In 2015, the Year of Mobile, the point at which mobile searches overtook desktop searches 

for the first time on Google.

To speed up pages, Google also introduced sped up Mobile Pages (AMP) in 2016.

The idea behind AMP was to load content instantly. Many media outlets and 

publishers quickly adopted AMP and continue to use it.

In 2017, Google announced page speed will now be a ranking factor for mobile searches.

Google stated it will start devaluing pages with intrusive pop-ups.

In 2019, it enabled mobile device indexing first for all new websites.

By 2021, all websites will have switched to mobile indexing first.

Machine learning and smart search:

Google, originally built around information retrieval, 

grew into a company that prioritizes mobile devices.

In 2017, Google declared Google a company that prioritizes machine learning.

They designed google search to inform and assist, rather than provide users with a list of links.

Google has incorporated machine learning into all of its products, including search, 

Gmail, Ads, Google Assistant, and more.

In 2015, RankBrain was initially used to interpret 15% of searches that 

Google had never seen before, based on the words or phrases that the user had entered.

Google has extended RankBrain to run on all searches.

While RankBrain affects ranking, it is not a ranking factor in the traditional sense, 

where you are rewarded with better rankings.

  • Voice searches are increasing.
  • Visual search has gotten great.
  • Users (and brands) are increasingly adopting chatbots and using personal assistants (for example, Apple’s Siri, Amazon’s Alexa, and Microsoft’s Cortana).

These advancements in technology mean more exciting times ahead for SEOs.

Major updates from Google:

Google updates its algorithm every day.

Google releases major updates when there is a change in its algorithm.

There are also extensive core algorithm updates.

The goal of these major updates is to create a better search experience for users with more relevant and reliable search results.

These top updates from Google are not targeted at a certain page or site, but rather are intended to improve the way the system crawls content.

In 2018, Google confirmed they had implemented a comprehensive core algorithm update to benefit the least rewarded pages.

Google released another broad-core algorithm update targeting content relevance.

BERT:

BERT is the biggest update to Google’s algorithm since RankBrain.

BERT stands for Bidirectional Encoder Representations from Transformers 

used for natural language processing.

Essentially, it helps Google better understand the context of search queries.

With BERT, Google can analyze context to provide better search results.

Featured snippets are brief text, bullets, numbers, or tables that appear at the top of Google search.
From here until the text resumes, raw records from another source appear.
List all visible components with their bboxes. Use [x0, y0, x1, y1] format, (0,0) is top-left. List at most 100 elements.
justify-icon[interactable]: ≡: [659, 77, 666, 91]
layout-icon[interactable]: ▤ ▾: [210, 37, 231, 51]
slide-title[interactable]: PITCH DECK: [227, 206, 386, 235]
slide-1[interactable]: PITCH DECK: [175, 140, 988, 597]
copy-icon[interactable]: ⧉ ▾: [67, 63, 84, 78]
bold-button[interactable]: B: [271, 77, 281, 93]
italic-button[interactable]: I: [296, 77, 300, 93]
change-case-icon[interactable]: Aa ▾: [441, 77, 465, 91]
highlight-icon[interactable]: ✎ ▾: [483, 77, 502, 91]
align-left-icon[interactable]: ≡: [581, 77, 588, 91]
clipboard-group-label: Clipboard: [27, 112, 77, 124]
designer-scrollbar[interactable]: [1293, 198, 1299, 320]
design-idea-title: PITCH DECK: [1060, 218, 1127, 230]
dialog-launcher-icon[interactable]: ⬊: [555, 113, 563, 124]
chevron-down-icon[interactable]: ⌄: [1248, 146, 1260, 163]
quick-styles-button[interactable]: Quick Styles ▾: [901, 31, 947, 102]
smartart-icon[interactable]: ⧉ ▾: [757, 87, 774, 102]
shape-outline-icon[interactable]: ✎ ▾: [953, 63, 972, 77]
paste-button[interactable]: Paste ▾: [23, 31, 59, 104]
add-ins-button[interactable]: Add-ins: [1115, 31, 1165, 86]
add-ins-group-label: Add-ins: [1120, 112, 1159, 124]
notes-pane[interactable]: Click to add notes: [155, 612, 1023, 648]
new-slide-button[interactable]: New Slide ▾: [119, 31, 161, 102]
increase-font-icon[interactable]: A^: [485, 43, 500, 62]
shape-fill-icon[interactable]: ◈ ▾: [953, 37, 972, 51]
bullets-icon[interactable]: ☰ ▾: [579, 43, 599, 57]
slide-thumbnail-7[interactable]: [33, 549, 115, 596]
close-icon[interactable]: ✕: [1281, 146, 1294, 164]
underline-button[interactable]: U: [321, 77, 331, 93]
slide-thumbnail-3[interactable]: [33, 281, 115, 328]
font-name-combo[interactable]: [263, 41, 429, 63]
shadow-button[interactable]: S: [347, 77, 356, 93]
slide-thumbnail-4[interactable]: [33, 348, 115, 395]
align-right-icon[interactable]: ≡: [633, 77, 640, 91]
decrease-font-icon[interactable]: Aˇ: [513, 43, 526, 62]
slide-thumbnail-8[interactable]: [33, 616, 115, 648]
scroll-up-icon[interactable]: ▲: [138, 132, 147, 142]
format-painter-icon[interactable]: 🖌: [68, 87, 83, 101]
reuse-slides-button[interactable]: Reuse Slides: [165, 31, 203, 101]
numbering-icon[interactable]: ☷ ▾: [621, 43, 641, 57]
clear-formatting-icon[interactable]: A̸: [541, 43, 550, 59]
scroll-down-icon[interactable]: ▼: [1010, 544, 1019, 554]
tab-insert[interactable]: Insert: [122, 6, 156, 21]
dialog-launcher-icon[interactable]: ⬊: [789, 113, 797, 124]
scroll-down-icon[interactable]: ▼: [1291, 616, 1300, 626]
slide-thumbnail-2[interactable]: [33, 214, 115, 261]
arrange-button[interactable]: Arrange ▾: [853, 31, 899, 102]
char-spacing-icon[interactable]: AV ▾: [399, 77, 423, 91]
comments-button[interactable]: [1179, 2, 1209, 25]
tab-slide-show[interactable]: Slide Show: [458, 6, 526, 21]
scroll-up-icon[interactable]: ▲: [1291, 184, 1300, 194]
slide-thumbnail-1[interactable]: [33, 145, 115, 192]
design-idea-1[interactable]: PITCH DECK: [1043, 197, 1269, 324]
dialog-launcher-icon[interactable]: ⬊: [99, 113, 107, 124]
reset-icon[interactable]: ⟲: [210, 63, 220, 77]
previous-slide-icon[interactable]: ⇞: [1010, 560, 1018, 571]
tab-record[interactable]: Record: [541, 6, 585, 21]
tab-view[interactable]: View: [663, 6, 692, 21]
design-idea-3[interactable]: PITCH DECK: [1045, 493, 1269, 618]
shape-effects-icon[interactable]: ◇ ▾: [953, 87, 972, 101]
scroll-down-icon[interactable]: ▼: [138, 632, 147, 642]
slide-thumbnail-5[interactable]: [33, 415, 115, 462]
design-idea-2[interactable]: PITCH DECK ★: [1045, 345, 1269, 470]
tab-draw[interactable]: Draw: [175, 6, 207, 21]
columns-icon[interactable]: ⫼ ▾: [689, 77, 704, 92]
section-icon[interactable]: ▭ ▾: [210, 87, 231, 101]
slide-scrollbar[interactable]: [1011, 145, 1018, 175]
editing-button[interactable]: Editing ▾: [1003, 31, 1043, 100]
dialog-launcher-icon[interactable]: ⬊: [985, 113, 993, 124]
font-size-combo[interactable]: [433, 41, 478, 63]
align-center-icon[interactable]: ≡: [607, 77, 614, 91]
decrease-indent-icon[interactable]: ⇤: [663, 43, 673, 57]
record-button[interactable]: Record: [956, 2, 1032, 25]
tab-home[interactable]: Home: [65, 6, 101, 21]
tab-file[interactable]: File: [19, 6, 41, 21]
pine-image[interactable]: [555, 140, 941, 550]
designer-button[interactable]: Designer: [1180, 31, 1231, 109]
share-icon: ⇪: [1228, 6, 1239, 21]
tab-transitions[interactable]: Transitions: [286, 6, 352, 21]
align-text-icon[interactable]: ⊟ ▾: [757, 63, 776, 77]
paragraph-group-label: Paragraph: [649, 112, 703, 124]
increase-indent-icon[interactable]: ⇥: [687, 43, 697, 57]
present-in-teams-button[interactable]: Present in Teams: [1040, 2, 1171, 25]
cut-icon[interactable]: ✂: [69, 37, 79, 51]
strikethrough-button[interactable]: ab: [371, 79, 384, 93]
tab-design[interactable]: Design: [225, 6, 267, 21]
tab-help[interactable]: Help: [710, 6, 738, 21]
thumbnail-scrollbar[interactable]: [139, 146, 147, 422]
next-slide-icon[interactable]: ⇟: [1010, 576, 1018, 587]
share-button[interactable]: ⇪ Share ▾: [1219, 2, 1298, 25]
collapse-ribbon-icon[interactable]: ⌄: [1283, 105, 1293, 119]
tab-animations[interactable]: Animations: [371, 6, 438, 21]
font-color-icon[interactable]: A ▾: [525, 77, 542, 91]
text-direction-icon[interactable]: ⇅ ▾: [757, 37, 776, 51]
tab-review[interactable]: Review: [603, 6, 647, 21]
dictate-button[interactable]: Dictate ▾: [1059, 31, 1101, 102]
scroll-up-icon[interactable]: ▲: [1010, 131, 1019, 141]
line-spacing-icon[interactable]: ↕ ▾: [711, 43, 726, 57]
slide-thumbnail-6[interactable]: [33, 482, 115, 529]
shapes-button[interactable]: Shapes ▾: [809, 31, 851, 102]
The goal of a featured snippet is to respond to the search query directly in the SERPs without the need

to click through to the website.

Featured snippets have kick-started the allure of the coveted zero position.

It featured the search result above all other distractions in the SERPs, 

they also appear in the organic results.

In 2020, Google updated this feature to remove featured snippet search results, 

so it would include them in the featured snippet or organic result, not both.

Google released another update stating that featured snippets will now 

take users directly to the text that applies to their search query.

Users now see text highlighted in yellow.

As voice search continues to refine, featured snippet content will provide a great opportunity 

to increase organic visibility.

Search engines and SEO have come a long way since the 1990s.

The history of SEO has been full of exciting twists: the birth of new search engines, 

the death of the old search engines, new SERP features, new algorithms and constant testing and 

updates, plus the appearance of great publications, conferences, SEO experts and tools. .

While search engines and SEO have developed a lot over the years, one thing remains certain: 

as long as there are search engines, SEO will remain vital.